I also have some minor issues with kde, like it deciding to regularly reorder search results (seriously I search for “disc” and always launch discord, but the top spot rotates between discord and discover, so I misclick whenever it changes). Also ever since plasma 6.5 my clipboard has been semi-broken, “copy to clipboard” buttons in the browser don’t work, and screenshots don’t automatically go into the clipboard either until I click the button for it. If anyone has a fix for either of those things I’d love to hear it.
I also didn’t know i needed a dropdown terminal until I had a dropdown terminal and now I can’t live without it.
I posted this before, but it feels like going back to the best days of PC ownership. It’s fast, I’m in control, everything I want works and I honestly don’t think about my OS very much.
I chose bazzite since I love gaming, but of course it’s just a competent OS overall with which I also do my private office tasks.
Booting up my PC finally feels like a joy again.
Like most people I use Windows 11 at work and the contrast is enormous.
This is my experience to a T. Picked Bazzite for gaming. It just works. Anyone worried about not being able to do the things you think you need Windows for need not worry. You can do all of that and more.
Like most people I use Windows 11 at work and the contrast is enormous.
Same
Open file explorer. Start a search. Open new tab in file explorer. Notice the folder path didn’t change. Observe that you permanently glitched the file explorer path bar until you close file explorer.

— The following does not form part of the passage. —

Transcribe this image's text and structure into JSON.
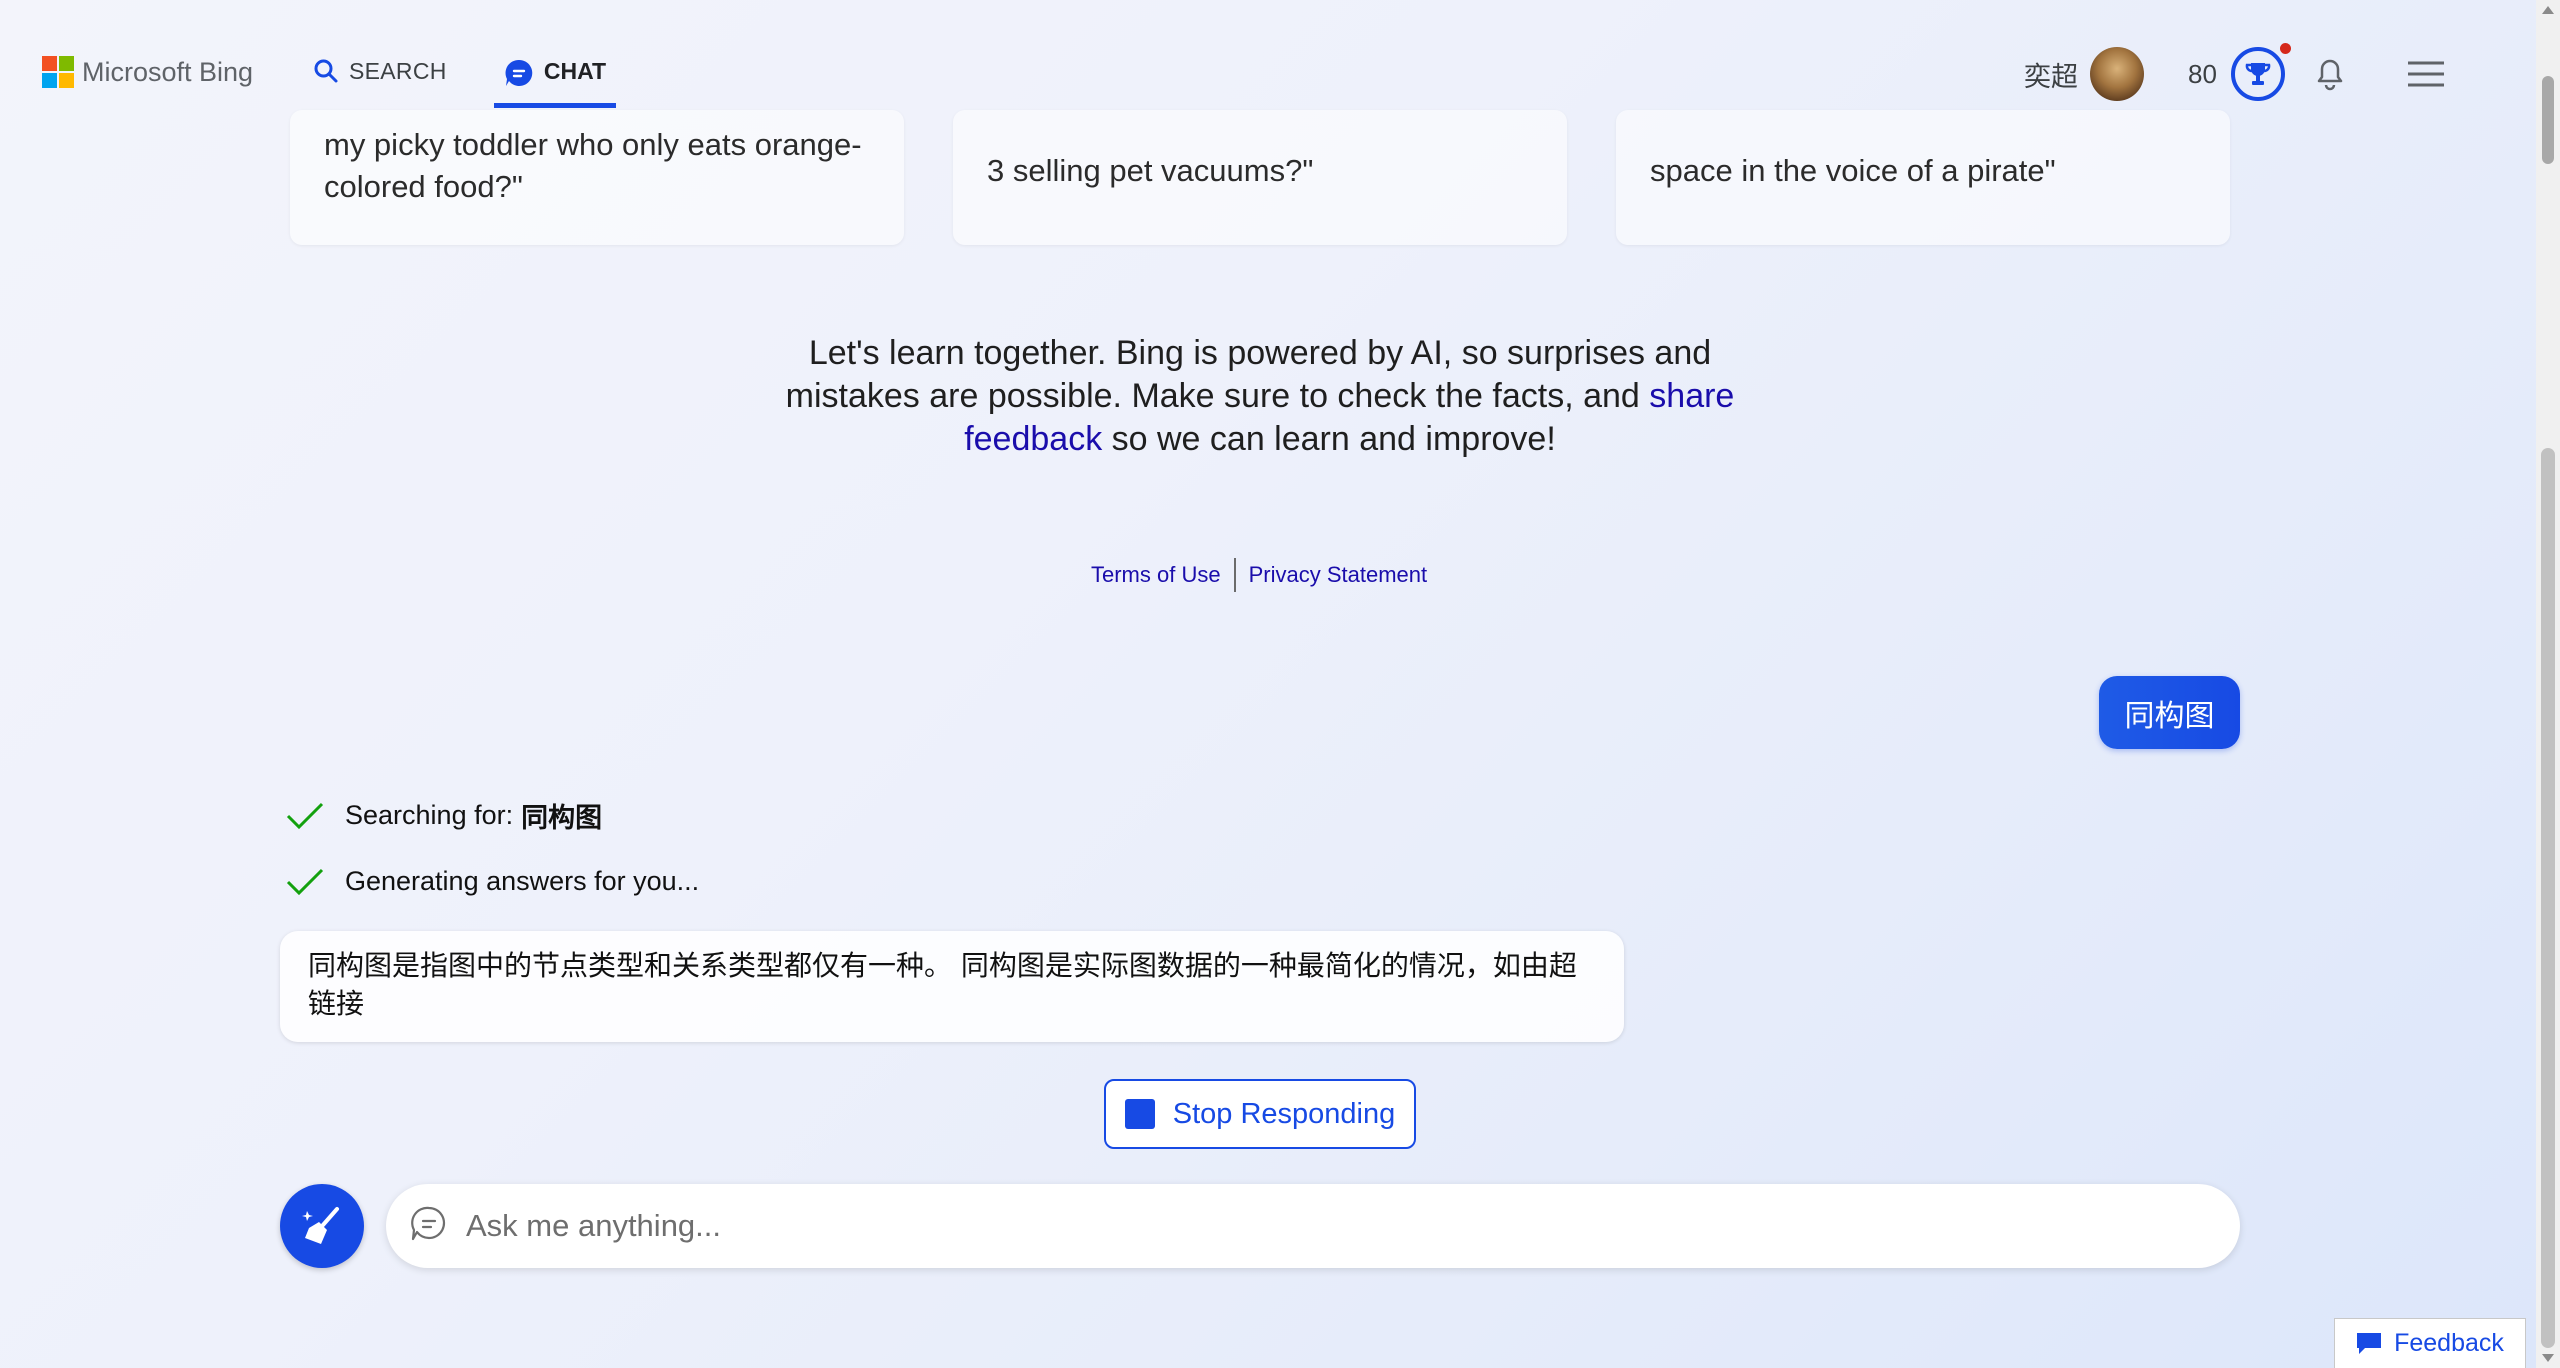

I hate using this buggy OS.
Set up dual boot with Pop! OS to give it a try and overall my experience is pretty positive.
There are a few things that are bothering me. For example, any time the system wakes from sleep, Firefox can no longer load new pages. Anything that was open prior to sleep works until I attempt to open anything new in that tab, and any new tab just refuses to do anything at all
I also miss HDR when I’m gaming. I ran cyberpunk for about a week in Linux and was pleasantly surprised that it ran just fine. Then I had to hit into windows for something work related and launched the game there after I was done… HDR makes a huge impact with my monitor and I didn’t realize how much it did until it was gone.

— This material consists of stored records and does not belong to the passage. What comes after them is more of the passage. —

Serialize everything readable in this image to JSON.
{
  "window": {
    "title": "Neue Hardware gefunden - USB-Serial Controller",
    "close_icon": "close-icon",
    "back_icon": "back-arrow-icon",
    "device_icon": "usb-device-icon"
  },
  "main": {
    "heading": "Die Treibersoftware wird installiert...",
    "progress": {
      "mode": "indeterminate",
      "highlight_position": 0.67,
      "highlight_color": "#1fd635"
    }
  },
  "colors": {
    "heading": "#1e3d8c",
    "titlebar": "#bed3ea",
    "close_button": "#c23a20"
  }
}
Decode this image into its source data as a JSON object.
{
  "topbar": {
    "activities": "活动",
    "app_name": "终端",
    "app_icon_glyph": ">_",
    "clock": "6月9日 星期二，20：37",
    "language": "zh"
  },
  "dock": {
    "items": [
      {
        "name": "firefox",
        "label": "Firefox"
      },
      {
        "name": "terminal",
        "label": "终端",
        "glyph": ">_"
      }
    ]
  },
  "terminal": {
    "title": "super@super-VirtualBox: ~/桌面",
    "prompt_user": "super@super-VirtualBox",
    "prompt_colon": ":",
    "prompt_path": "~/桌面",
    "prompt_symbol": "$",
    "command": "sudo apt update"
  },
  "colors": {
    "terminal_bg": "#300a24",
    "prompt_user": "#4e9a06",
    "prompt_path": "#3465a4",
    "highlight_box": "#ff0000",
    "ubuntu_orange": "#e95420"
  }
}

I was never one for HDR so I never even paid attention when I bought my monitor, switched to Bazzite and was surprised KDE supports HDR.
Firefox is still an issue on Bazzite, but PopOS came with some really weird sleep issues where it would sometimes even require a good kernel kill. That may have been something with having installed for an Nvidia card and changing to AMD.
It isn’t super smooth to configure yet, but it should be possible to use HDR. Have you tried that?
KDE Plasma has HDR support. You can check if your monitor is supported by booting from a cutting edge KDE distro like Fedora KDE.
It’s great. My only issue is my computer had issues with sleep mode. So, I just disabled it.
On Linux I would need to disable online only accounts, copilot, one drive, recall, bing search, edge, edge again, privacy settings, edge yet again…
Linux is great. Honestly it came a long way over the years.
After bouncing around a few distros, fedora was the one to make sleep mode work on my laptop
Does not work for me :( honestly though, I never used sleep mode anyway. So it may have been patched. But if my computer isn’t being used, it’s off.
It’s going well. I started selfhosting most of my services on a debian machine. TV doesnt have internet anymore, it’s hooked to a fedora mini pc that i use to play media. I’ve installed Asahi fedora on my M1 Pro macbook and it’s flawless.
Dont miss anything. The only thing that pisses me off is when i work on a document on nextcloud (using onlyoffice) it doesnt look nice on MS office. So for work stuff i have to sometimes log into ms office account and use their cloud to work on a presentation or something.
I also kind of have to keep the OSX installation for some photography stuff although when i have the time ill look for linux alternatives. Mainly i need something to edit fujifilm raw photos with
My only surprise is how easy it was.